Detail notes on the drawing ” strips to draw back to each side to allow access for boats” show that it is the river end rather than the road end and the boats arrive on the slipway from the river.
The added figures 15.6 and 12.2 were measured from an A4 file displayed on a screen and are suitably good enough to show it has a planned height of 15.5m.
This is confirmation that the architect or ‘engineer’ was using the approved drawings from 1996 which show a landward end of 12.7m giving a river end of 15.5m
Customer Advocacy said in a Stage 3 response, said;
“it is clear that drawing 8296/14 could never supersede the previously approved plans in terms of defining the dimensions of the approved development”

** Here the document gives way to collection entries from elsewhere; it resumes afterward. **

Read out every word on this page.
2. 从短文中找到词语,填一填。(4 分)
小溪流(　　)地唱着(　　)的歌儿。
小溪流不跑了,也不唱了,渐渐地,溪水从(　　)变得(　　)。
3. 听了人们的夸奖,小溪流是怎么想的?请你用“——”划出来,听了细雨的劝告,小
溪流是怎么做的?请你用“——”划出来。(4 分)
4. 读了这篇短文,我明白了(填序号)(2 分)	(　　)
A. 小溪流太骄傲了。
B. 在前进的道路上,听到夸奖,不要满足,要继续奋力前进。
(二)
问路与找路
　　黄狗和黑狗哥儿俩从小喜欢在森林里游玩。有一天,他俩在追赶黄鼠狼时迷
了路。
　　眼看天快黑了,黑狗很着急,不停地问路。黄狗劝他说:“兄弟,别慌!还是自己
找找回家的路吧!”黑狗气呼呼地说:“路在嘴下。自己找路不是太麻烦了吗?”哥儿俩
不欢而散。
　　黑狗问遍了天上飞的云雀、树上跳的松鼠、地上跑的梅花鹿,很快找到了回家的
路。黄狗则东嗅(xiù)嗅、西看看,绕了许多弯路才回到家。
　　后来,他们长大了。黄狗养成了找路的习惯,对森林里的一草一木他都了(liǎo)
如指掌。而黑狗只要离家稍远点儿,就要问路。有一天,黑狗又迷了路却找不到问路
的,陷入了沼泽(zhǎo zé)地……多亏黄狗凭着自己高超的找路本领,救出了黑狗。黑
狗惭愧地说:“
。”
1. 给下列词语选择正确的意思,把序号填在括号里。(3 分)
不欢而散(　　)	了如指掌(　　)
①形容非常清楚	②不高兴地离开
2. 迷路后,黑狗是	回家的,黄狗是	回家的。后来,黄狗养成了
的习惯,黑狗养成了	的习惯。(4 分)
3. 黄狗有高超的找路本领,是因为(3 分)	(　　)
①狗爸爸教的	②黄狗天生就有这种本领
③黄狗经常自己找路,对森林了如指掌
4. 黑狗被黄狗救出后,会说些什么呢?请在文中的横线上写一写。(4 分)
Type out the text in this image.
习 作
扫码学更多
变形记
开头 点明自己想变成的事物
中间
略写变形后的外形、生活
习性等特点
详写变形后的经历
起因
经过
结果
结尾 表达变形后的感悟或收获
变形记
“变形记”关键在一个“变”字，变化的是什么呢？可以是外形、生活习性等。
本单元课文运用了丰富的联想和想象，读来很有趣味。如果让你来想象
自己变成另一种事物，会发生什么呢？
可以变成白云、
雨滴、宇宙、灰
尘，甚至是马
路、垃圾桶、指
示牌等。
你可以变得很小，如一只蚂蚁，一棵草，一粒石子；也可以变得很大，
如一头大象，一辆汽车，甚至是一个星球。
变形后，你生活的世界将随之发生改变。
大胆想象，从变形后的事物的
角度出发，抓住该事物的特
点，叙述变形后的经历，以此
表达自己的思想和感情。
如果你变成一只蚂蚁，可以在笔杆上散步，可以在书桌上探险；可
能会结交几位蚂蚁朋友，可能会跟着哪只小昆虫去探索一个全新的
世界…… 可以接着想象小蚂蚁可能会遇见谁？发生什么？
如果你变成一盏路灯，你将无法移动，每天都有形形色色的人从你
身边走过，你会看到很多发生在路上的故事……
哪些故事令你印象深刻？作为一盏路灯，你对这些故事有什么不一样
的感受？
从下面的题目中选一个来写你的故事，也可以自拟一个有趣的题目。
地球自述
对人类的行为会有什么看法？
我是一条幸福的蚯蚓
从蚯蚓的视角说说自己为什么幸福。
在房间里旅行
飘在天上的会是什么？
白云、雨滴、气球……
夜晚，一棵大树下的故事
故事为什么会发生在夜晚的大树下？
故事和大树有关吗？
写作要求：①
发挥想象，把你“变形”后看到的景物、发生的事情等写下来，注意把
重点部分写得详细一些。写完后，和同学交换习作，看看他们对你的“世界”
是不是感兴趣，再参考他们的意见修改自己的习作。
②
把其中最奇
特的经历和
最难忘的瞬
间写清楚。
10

and I agree with that. They also said;
Mr Mansbridge stated in his Stage 2 response that the engineer chose to include a gable elevation of the structure on the same drawing but told you this was not drawn to scale. You have disputed this. I have not considered this point further because it is clear that drawing 8296/14 was submitted in 2013 for a wholly different purpose (i.e. for the purposes of discharging a planning condition) and as such, could never supersede the previously approved plans in terms of defining the dimensions of the approved development.
Note that the author of the Stage 3 is careful not to say that the drawing is not to scale but attributes the falsehood about the scale to the author of the Stage 2 response. She says she has not considered the scale but she has not disputed the point.
The original complaint very specifically mentioned the height but in spite of the author being told at least twice about its variation from plan she does not consider the height at all in this final stage before it goes to the Ombudsman.
The Ombudsman also fails to mention the height at all in her first draft and this is a strong indicator that she and a Senior Planner from the Council were colluding over this matter.